Para analisar as imagens, carregue os dados ct como referência clicando no ícone de dados abertos. Em seguida, carregue os dados PET como entrada clicando no ícone de dados do anexo. Ajuste a escala de cores para ct e PET para contrastar imagens para inspeção visual.
Selecione a ferramenta ROI 3D no menu suspenso clique em adicionar ROI e nomeie os pulmões do arquivo. Clique em algoritmos de segmentação e limiarização de bairro e, em seguida, defina a entrada como plano de fundo e imagem como árbitro. Digite min e max de acordo com os valores de densidade pulmonar do rato.
Inspecione os pulmões renderizados 3D clicando no ícone VTK. Em seguida, clique em mostrar o ícone da tabela e recupere o volume na tabela gerada. Para analisar o fluor-18(FDG)em tumores, converta imagens PET em SUV, selecionando aritméticas do menu suspenso.

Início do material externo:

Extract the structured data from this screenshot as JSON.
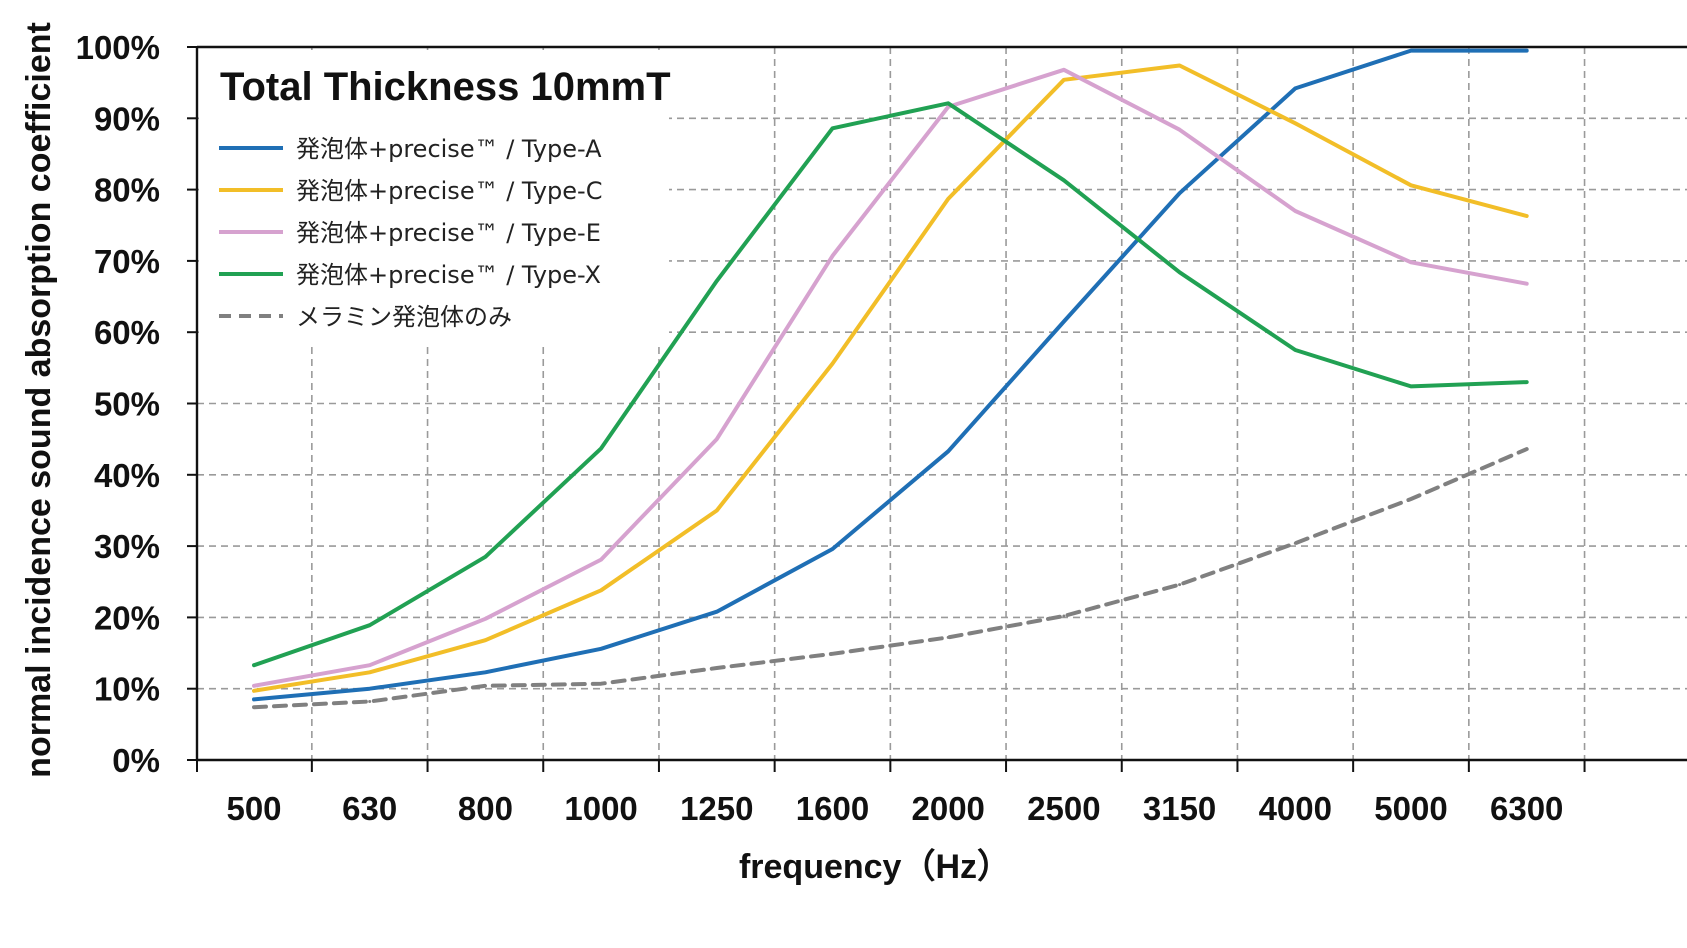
{
  "chart_data": {
    "type": "line",
    "title": "Total Thickness 10mmT",
    "xlabel": "frequency（Hz）",
    "ylabel": "normal incidence sound absorption coefficient",
    "categories": [
      "500",
      "630",
      "800",
      "1000",
      "1250",
      "1600",
      "2000",
      "2500",
      "3150",
      "4000",
      "5000",
      "6300"
    ],
    "y_ticks": [
      "0%",
      "10%",
      "20%",
      "30%",
      "40%",
      "50%",
      "60%",
      "70%",
      "80%",
      "90%",
      "100%"
    ],
    "ylim": [
      0,
      100
    ],
    "grid": true,
    "legend_position": "top-left",
    "series": [
      {
        "name": "発泡体+precise™ / Type-A",
        "color": "#1f6fb5",
        "dashed": false,
        "values": [
          8.5,
          10,
          12.3,
          15.6,
          20.8,
          29.6,
          43.3,
          61.5,
          79.5,
          94.2,
          99.5,
          99.5
        ]
      },
      {
        "name": "発泡体+precise™ / Type-C",
        "color": "#f2be28",
        "dashed": false,
        "values": [
          9.7,
          12.3,
          16.8,
          23.8,
          35,
          55.6,
          78.7,
          95.4,
          97.4,
          89.3,
          80.6,
          76.3
        ]
      },
      {
        "name": "発泡体+precise™ / Type-E",
        "color": "#d6a2cf",
        "dashed": false,
        "values": [
          10.4,
          13.3,
          19.8,
          28.1,
          45,
          70.7,
          91.6,
          96.8,
          88.4,
          77,
          69.8,
          66.8
        ]
      },
      {
        "name": "発泡体+precise™ / Type-X",
        "color": "#21a153",
        "dashed": false,
        "values": [
          13.3,
          18.9,
          28.5,
          43.7,
          67.2,
          88.6,
          92.1,
          81.3,
          68.4,
          57.5,
          52.4,
          53
        ]
      },
      {
        "name": "メラミン発泡体のみ",
        "color": "#808080",
        "dashed": true,
        "values": [
          7.4,
          8.2,
          10.4,
          10.7,
          12.9,
          14.9,
          17.2,
          20.2,
          24.6,
          30.4,
          36.6,
          43.6
        ]
      }
    ]
  }
}
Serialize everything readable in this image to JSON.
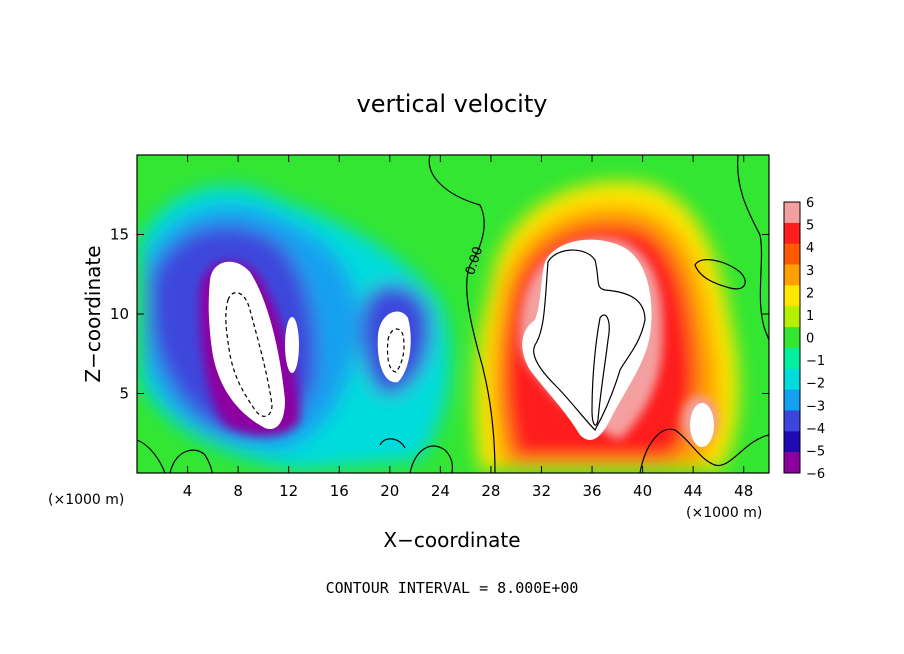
{
  "chart_data": {
    "type": "heatmap",
    "title": "vertical velocity",
    "xlabel": "X−coordinate",
    "ylabel": "Z−coordinate",
    "x_unit_left": "(×1000 m)",
    "x_unit_right": "(×1000 m)",
    "xlim": [
      0,
      50
    ],
    "ylim": [
      0,
      20
    ],
    "x_ticks": [
      4,
      8,
      12,
      16,
      20,
      24,
      28,
      32,
      36,
      40,
      44,
      48
    ],
    "y_ticks": [
      5,
      10,
      15
    ],
    "contour_label": "0.00",
    "footer": "CONTOUR INTERVAL = 8.000E+00",
    "colorbar": {
      "range": [
        -6,
        6
      ],
      "ticks": [
        "6",
        "5",
        "4",
        "3",
        "2",
        "1",
        "0",
        "−1",
        "−2",
        "−3",
        "−4",
        "−5",
        "−6"
      ],
      "colors": [
        "#f4a0a0",
        "#ff1e1e",
        "#ff5a00",
        "#ffa000",
        "#ffe600",
        "#b4f000",
        "#32e632",
        "#00f0a0",
        "#00dcdc",
        "#14a0f0",
        "#3c46dc",
        "#1e0ab4",
        "#8c00a0"
      ]
    },
    "features": [
      {
        "name": "downdraft-west",
        "x": 9,
        "z": 8,
        "w": -12
      },
      {
        "name": "downdraft-core-west",
        "x": 8,
        "z": 8.5,
        "w": -14
      },
      {
        "name": "downdraft-mid",
        "x": 20,
        "z": 8.5,
        "w": -10
      },
      {
        "name": "updraft-main",
        "x": 36,
        "z": 9.5,
        "w": 14
      },
      {
        "name": "updraft-east",
        "x": 44.5,
        "z": 3,
        "w": 8
      }
    ]
  }
}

Selecione a multiplicidade escalar e use NP um como selecionado e defina o becquerel por mililitro como fator SUV como escalar. Por fim, selecione a ferramenta ROI 3D no menu suspenso e clique em adicionar ROI e nomear os tumores de arquivo. Clique no modo de pintura 3D e na esfera desmarcar apenas 2D e ajustar o tamanho da forma para cercar os tumores.
Clique no ícone da tabela de exibição e recupere o valor máximo do SUV da tabela gerada. As renderizações 3D das tomografias dão uma visão geral da localização do tumor mpm e permitem o cálculo dos volumes pulmonares. As medidas de volume pulmonar diminuem significativamente ao longo do tempo após a injeção de tumores intrapleurais.
O PET scan fornece informações valiosas sobre o estado metabólico dos tumores MPM. Os tumores foram distinguíveis duas semanas após o enxerto e a absorção de fluor-18 (FDG) foi quantificada pela extração de SUVs que estavam positivamente correlacionados com o número de dias após a injeção. Além disso, os volumes pulmonares e a avidez do fluor-18 (FDG) se correlacionam entre si com um R quadrado de 0,6 que suporta a força dessas medidas para monitorar o desenvolvimento de tumores ortotópicos mpm.
Após esse procedimento, outros métodos como histologia, imunohistoquímica e citometria de fluxo podem ser realizados a fim de responder a questões ortobiológicas, como o estado de proliferação e característica fenotípica dos tumores e do microambiente. Para concluir, essas técnicas pré-clínicas abrem caminho para os pesquisadores explorarem novas estratégias de diagnóstico e tratamento do mesotelioma pleural. Além disso, o uso de imagens moleculares garante a rápida tradução de novos achados para a clínica.